What is the difference between no landing and soft landing?

A soft landing describes growth slowing gradually toward trend while inflation drifts back to target, allowing the central bank to ease policy. A no landing scenario sees growth refuse to slow at all, with employment and demand holding firm, leaving inflation stuck above target. The practical market difference is rate path: soft landing supports cuts, no landing forces holds or further hikes, which keeps the front end of the curve elevated.

Is a no landing scenario bullish or bearish for the US dollar?

It is typically bullish for the dollar in the medium term. Sticky US inflation and resilient growth push the Fed to hold rates higher for longer, widening real yield differentials against the euro, yen, and other majors where central banks may be closer to easing. The dollar index tends to grind higher in such regimes, particularly when European or Asian data softens at the same time.

How does no landing affect gold prices?

Gold can perform surprisingly well during no landing periods despite high real yields.
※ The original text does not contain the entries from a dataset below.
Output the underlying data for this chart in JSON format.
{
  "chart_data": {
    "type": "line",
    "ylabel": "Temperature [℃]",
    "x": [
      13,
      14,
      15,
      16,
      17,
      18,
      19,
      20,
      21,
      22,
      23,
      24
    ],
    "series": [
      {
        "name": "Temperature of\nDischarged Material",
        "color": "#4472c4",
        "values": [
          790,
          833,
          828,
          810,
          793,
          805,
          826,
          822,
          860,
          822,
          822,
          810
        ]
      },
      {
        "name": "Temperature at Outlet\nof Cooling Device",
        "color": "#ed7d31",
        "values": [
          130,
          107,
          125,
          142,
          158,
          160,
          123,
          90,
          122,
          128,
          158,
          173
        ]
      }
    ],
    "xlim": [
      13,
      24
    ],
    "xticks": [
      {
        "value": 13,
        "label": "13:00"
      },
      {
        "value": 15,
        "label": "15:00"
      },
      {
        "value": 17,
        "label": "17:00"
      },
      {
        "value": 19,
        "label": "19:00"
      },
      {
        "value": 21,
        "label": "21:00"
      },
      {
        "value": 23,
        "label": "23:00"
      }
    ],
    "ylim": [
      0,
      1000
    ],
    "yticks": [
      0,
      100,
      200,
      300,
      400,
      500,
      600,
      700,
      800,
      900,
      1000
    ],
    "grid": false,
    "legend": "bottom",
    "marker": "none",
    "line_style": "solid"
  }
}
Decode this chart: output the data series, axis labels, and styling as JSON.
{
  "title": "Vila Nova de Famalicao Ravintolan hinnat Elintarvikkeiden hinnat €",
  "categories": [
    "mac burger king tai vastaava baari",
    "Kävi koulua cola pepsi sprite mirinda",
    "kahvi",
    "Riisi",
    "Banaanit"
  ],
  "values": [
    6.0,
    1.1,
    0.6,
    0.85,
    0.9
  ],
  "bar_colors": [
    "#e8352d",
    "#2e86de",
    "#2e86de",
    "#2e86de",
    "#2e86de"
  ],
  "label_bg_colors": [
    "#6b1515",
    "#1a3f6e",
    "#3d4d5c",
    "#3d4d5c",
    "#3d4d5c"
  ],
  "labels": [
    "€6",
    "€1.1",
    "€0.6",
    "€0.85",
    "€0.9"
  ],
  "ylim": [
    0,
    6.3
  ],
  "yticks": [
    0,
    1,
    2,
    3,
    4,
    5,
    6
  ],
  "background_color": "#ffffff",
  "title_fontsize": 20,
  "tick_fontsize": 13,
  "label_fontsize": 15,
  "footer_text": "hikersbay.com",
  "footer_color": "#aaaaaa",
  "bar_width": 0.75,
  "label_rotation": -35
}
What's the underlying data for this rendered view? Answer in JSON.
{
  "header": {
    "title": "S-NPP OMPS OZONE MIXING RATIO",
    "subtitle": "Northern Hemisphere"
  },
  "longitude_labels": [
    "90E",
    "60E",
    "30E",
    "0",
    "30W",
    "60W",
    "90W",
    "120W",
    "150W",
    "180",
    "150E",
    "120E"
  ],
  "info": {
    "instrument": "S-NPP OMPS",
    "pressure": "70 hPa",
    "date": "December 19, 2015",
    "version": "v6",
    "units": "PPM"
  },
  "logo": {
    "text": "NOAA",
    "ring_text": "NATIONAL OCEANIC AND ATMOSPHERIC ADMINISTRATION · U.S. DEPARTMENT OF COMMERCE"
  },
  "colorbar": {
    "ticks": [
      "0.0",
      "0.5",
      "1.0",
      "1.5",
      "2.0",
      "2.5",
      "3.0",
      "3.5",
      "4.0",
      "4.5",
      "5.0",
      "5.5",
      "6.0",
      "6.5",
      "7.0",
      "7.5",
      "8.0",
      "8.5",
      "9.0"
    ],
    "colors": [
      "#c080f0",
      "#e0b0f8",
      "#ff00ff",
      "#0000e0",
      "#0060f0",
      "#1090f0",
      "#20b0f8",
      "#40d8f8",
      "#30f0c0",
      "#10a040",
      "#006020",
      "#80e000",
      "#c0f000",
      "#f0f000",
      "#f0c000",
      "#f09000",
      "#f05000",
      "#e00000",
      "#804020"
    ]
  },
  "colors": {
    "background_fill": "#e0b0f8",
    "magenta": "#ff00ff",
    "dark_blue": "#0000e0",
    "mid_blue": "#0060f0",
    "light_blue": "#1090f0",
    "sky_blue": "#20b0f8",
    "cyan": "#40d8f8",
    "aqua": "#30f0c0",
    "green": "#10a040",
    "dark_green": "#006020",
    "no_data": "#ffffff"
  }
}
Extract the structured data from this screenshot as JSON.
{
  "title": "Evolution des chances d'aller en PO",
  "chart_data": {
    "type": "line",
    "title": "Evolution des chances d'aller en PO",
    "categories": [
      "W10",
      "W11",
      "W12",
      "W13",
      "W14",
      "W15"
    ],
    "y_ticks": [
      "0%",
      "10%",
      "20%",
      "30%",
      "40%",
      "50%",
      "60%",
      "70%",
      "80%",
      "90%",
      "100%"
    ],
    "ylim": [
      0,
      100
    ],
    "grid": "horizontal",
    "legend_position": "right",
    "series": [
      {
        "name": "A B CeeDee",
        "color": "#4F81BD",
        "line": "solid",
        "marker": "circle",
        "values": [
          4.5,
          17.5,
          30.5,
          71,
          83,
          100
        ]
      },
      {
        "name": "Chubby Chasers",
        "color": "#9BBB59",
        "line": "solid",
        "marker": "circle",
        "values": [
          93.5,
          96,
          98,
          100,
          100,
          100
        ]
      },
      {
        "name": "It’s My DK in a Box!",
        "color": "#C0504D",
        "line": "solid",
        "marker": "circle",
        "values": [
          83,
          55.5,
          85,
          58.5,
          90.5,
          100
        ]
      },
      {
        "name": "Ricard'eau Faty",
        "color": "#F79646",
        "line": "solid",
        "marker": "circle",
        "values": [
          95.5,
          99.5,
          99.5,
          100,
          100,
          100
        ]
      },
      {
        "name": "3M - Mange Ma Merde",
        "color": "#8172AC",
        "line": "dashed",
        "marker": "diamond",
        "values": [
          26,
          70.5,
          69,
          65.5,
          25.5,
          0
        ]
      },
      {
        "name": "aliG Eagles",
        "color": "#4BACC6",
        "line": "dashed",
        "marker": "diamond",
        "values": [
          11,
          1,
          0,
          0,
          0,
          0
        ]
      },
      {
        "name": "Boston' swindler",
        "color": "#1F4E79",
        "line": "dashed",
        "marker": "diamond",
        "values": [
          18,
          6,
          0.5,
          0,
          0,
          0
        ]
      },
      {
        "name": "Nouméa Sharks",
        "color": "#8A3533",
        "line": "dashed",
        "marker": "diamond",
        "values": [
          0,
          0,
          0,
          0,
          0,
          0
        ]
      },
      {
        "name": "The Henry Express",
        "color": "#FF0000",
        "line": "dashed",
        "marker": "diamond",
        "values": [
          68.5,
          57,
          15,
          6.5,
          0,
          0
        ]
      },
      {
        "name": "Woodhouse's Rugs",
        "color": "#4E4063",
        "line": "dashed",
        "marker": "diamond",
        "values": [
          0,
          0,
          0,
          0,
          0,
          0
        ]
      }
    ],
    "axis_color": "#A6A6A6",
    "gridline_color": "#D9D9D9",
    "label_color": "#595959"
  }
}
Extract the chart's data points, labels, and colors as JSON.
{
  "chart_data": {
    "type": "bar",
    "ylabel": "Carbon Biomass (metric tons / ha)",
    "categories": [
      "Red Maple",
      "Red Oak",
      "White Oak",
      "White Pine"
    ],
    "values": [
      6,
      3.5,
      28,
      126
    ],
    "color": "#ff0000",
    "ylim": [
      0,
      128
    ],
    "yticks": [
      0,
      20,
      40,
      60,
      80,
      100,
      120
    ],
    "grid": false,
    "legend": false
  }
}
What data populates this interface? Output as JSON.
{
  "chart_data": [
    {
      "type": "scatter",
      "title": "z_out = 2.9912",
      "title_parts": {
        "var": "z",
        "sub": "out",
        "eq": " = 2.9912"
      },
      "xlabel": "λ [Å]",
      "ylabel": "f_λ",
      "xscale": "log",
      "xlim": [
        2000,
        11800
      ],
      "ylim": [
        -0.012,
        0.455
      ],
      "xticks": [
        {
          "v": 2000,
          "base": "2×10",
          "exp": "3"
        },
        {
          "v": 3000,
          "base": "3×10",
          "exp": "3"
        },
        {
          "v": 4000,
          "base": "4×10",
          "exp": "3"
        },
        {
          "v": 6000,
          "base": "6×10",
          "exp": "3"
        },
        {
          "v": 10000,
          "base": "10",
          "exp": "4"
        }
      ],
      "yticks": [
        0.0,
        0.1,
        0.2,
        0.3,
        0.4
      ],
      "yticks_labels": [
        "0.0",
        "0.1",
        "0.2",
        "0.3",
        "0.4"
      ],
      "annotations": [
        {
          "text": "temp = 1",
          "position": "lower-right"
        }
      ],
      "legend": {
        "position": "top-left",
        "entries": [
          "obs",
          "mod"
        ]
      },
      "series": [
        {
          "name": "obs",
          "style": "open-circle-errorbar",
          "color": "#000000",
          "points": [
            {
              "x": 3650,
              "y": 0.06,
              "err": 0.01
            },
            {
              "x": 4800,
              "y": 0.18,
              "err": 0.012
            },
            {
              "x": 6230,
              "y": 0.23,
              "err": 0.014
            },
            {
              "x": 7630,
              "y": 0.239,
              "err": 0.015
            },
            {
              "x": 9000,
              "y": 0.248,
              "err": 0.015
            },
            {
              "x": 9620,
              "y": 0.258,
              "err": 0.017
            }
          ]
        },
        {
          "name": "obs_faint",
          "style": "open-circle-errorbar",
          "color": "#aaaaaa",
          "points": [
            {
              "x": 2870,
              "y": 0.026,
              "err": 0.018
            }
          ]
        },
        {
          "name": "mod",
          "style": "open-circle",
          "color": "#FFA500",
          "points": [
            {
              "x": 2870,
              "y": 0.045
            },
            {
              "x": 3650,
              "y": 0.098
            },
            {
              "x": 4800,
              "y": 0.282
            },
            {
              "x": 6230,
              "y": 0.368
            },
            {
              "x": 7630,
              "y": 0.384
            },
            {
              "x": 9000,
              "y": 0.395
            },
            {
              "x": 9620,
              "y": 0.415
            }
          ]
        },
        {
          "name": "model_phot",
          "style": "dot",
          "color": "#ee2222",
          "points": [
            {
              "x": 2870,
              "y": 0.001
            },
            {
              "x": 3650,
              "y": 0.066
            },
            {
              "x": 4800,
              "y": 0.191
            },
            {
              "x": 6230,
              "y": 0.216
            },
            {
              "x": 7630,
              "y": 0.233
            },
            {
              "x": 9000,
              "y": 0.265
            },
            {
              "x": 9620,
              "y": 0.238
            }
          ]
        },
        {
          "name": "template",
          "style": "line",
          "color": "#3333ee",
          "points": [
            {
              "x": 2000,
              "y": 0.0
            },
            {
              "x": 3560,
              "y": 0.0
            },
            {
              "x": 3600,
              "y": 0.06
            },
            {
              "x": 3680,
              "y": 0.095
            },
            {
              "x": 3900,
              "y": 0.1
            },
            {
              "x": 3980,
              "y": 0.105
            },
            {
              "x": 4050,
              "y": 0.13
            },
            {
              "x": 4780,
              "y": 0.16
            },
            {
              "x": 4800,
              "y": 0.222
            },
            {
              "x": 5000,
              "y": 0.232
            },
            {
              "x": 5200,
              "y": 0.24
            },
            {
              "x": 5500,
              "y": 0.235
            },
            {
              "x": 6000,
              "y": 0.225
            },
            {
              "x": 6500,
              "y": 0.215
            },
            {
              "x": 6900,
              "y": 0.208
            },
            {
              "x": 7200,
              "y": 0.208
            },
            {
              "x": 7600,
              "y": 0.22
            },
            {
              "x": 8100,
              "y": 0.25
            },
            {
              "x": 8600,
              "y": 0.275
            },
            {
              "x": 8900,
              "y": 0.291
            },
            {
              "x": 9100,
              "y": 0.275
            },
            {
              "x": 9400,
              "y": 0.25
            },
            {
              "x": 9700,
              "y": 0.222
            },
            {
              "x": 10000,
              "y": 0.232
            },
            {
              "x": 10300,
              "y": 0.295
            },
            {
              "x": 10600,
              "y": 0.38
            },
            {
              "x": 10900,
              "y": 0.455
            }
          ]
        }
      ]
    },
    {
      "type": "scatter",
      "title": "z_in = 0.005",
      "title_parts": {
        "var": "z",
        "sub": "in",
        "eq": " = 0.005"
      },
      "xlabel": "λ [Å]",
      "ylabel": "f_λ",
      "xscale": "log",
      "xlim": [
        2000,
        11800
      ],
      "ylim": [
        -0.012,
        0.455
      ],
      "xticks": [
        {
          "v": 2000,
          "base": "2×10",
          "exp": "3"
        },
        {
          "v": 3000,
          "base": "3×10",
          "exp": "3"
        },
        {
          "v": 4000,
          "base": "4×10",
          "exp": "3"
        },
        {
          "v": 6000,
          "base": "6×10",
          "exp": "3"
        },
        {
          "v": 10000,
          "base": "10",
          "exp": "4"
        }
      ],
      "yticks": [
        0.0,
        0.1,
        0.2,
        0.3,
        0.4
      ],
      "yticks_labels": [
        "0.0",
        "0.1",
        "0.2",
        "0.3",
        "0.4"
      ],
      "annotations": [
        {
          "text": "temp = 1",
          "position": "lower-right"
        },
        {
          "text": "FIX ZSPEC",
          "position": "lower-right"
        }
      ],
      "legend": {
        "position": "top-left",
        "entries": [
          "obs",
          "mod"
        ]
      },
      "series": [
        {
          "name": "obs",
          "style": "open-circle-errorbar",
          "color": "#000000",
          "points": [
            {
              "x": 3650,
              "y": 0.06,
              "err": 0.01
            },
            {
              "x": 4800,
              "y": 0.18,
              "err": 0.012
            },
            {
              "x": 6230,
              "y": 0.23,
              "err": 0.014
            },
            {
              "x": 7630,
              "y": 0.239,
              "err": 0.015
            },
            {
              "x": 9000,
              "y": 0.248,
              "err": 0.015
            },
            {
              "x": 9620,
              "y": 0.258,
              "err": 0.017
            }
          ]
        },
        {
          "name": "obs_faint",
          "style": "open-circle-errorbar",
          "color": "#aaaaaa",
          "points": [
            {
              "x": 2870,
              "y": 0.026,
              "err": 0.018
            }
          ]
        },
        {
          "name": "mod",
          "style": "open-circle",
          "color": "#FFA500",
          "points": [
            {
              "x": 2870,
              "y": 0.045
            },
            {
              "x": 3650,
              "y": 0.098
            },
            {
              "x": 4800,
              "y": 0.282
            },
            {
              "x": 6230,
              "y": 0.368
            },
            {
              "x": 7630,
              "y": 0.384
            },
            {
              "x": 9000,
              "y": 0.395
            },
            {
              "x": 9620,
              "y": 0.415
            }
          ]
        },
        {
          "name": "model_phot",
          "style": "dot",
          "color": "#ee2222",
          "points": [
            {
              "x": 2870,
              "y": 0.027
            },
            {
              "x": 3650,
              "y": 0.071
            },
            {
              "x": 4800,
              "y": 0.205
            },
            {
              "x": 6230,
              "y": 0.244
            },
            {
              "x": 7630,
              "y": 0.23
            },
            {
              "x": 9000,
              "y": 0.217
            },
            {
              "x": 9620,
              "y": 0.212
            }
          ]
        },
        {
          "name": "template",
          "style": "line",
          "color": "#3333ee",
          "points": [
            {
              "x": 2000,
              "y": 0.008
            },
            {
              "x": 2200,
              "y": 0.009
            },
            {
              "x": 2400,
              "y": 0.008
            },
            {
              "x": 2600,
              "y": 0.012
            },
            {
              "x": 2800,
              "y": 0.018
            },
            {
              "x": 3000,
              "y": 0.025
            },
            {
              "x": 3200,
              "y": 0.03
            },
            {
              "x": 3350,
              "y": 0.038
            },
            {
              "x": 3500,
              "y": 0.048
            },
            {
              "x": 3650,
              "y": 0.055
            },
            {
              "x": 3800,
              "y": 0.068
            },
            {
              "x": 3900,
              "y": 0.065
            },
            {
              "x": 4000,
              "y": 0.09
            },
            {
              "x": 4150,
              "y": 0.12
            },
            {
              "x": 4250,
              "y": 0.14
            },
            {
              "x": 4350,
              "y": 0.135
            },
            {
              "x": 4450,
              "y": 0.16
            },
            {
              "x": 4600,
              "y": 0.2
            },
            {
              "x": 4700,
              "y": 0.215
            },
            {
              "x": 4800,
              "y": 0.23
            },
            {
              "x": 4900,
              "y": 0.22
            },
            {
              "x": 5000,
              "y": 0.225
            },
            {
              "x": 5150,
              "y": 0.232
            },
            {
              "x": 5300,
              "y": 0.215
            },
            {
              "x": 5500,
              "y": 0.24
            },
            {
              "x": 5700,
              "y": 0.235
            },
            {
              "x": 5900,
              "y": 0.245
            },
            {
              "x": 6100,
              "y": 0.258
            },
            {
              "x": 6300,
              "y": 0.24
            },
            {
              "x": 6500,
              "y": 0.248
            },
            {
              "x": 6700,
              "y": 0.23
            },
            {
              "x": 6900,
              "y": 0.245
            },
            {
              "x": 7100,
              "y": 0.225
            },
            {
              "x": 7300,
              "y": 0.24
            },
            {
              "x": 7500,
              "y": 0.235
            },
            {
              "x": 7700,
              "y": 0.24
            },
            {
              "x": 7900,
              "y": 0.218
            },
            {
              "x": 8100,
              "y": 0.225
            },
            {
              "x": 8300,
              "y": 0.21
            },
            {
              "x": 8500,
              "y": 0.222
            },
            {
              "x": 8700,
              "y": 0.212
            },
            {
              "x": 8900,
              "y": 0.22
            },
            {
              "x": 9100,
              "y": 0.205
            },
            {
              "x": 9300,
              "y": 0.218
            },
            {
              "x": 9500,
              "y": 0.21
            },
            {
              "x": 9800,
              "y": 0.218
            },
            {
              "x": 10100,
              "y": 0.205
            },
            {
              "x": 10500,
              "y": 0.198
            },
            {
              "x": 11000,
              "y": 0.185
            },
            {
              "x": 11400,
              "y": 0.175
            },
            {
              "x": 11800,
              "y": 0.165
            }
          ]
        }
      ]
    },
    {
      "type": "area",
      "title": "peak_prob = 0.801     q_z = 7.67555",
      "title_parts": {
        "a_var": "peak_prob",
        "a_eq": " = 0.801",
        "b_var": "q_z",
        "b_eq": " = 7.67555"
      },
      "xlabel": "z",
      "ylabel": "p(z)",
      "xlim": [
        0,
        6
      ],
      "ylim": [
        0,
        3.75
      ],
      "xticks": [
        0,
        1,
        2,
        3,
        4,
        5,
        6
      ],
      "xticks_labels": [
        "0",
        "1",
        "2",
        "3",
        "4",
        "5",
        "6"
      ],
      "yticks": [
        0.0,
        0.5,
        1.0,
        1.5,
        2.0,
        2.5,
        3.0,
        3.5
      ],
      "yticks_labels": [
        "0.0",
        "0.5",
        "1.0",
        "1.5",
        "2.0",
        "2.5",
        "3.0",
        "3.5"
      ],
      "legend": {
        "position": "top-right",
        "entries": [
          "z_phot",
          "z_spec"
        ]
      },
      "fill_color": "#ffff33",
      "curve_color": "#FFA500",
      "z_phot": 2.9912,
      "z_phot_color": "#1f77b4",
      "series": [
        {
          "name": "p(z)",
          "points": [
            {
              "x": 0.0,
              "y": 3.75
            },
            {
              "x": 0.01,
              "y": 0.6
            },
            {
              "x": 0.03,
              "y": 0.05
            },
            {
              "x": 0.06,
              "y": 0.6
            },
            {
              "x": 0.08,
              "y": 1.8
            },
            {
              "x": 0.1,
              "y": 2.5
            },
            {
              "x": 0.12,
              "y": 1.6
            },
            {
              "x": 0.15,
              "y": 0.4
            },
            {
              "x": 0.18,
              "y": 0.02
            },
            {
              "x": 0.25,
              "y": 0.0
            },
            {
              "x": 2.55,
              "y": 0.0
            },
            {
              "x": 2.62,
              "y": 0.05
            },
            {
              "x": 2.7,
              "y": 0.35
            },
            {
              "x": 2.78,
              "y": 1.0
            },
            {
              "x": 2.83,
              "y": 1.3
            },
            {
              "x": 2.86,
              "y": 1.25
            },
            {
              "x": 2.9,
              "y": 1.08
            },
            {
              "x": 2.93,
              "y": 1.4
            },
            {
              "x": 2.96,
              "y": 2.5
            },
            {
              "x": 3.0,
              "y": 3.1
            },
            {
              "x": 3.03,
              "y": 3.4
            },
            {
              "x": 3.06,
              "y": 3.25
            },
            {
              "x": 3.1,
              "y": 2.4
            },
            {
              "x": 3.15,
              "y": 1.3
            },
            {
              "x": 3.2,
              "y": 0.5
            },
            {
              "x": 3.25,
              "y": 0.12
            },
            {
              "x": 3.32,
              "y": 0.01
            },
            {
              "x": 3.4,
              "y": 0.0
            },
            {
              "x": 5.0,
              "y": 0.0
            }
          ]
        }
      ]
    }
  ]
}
The driver is hedging demand against entrenched inflation and policy error risk, plus central bank reserve buying that has been a persistent bid in recent cycles. The relationship between gold and ten year TIPS yields has weakened, so traders should not assume rising real rates automatically caps gold.

What data prints signal a no landing outcome?

Watch nonfarm payrolls, average hourly earnings, services ISM, retail sales control group, core PCE, and the supercore inflation measure that strips out shelter and goods. When several of these print firm in succession while the unemployment rate stays low, the no landing narrative gains traction. Atlanta Fed GDPNow tracking near or above potential growth alongside core inflation stuck above three percent is the cleanest combination.

Educational analysis only. Past performance does not guarantee future results. Manage risk against your own portfolio.